The second task I took on was leading a small delegation of students who attended the National Confederation of Students meeting in Ottawa at the beginning of June.  It was a week full of meetings, meeting people, talking governance, discussing issues, cheering and chanting (I felt too old for both), listening to labour movement connoisseurs, and learning when to speak and when to shut-up.  Great week but I do wish there had been more concrete actions taken and fewer hours of cheering.

At the Closing Plenary
Oh the new words I am learning!
Maracary, Tonia, Greg in Solidarity

Eight hours in one meeting make people do
weird things with their voting cards.

Then upon my return, for the first time in my life, I meet with a provincial Minister.  The Manitoba's Advanced and Internal Education Minister wants to meet with students executives every other week to discuss issues and try to find mutual solutions.  Wow!  Every other week!  That is reaching out to one's constituency.  From my first meeting I learned that I need to know what is the government's responsibility, what are the Universities' responsibilities, what are my responsibilities, be prepared to share pertinent information, talk quickly and get to the point as the meetings are short.  More learning curves.
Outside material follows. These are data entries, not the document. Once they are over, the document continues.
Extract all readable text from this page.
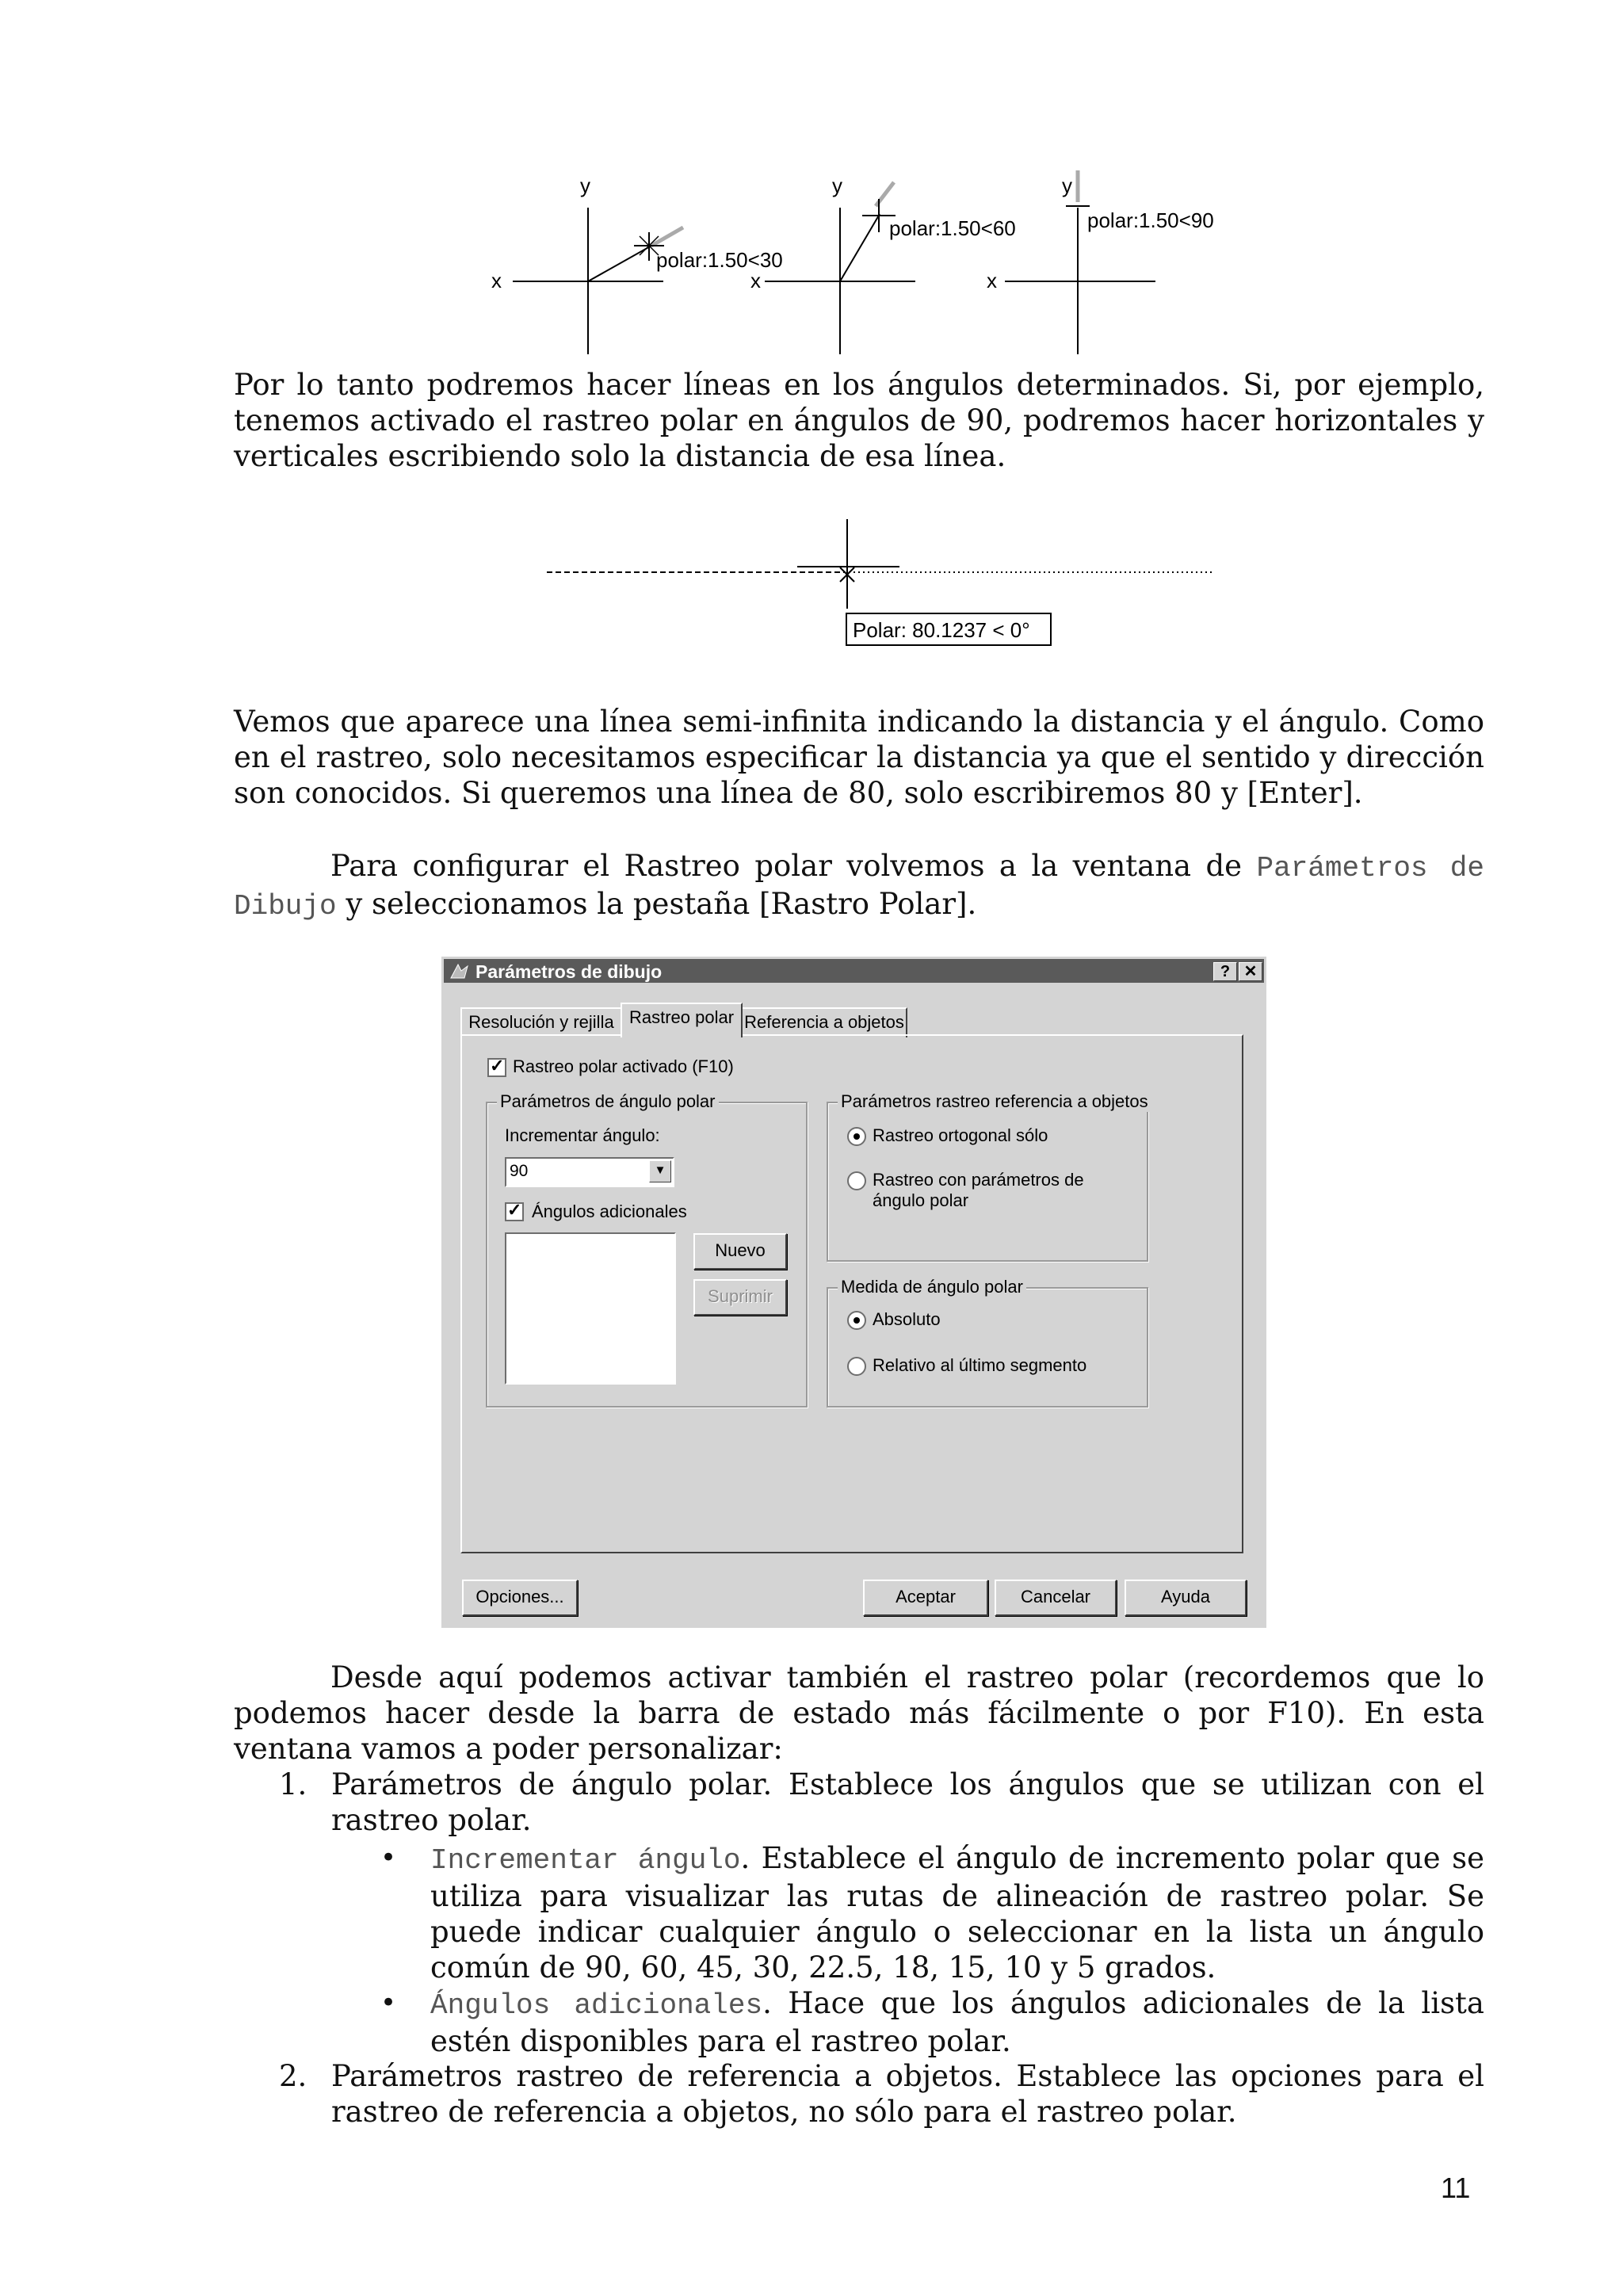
y
x
polar:1.50<30
y
x
polar:1.50<60
y
x
polar:1.50<90

Por lo tanto podremos hacer líneas en los ángulos determinados. Si, por ejemplo, tenemos activado el rastreo polar en ángulos de 90, podremos hacer horizontales y verticales escribiendo solo la distancia de esa línea.

Polar: 80.1237 < 0°

Vemos que aparece una línea semi-infinita indicando la distancia y el ángulo. Como en el rastreo, solo necesitamos especificar la distancia ya que el sentido y dirección son conocidos. Si queremos una línea de 80, solo escribiremos 80 y [Enter].

Para configurar el Rastreo polar volvemos a la ventana de Parámetros de Dibujo y seleccionamos la pestaña [Rastro Polar].

Parámetros de dibujo	? ✕
Resolución y rejilla Rastreo polar Referencia a objetos
✓ Rastreo polar activado (F10)
Parámetros de ángulo polar
Incrementar ángulo:
90	▼
✓ Ángulos adicionales
Nuevo
Suprimir
Parámetros rastreo referencia a objetos
Rastreo ortogonal sólo
Rastreo con parámetros de
ángulo polar
Medida de ángulo polar
Absoluto
Relativo al último segmento
Opciones...	Aceptar	Cancelar	Ayuda

Desde aquí podemos activar también el rastreo polar (recordemos que lo podemos hacer desde la barra de estado más fácilmente o por F10). En esta ventana vamos a poder personalizar:

1. Parámetros de ángulo polar. Establece los ángulos que se utilizan con el rastreo polar.

• Incrementar ángulo. Establece el ángulo de incremento polar que se utiliza para visualizar las rutas de alineación de rastreo polar. Se puede indicar cualquier ángulo o seleccionar en la lista un ángulo común de 90, 60, 45, 30, 22.5, 18, 15, 10 y 5 grados.

• Ángulos adicionales. Hace que los ángulos adicionales de la lista estén disponibles para el rastreo polar.

2. Parámetros rastreo de referencia a objetos. Establece las opciones para el rastreo de referencia a objetos, no sólo para el rastreo polar.

11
Did I mention in all of this I am starting to write my thesis?  Yep.  At least I sort of have an idea and a general topic that I am reading up on.  Not to give too much away but it shall be about cultural intermediaries in the 21st century in the field of tourism and their perceptions of their influence on people planning their vacations and travels.

For all these reasons and due to the sunshine, beautiful weather, and sunny days my blog posts may be fewer and farther in between for at least the summer.  So excited about everything I am learning but it is going to be a fast and furious ride.  Here I go!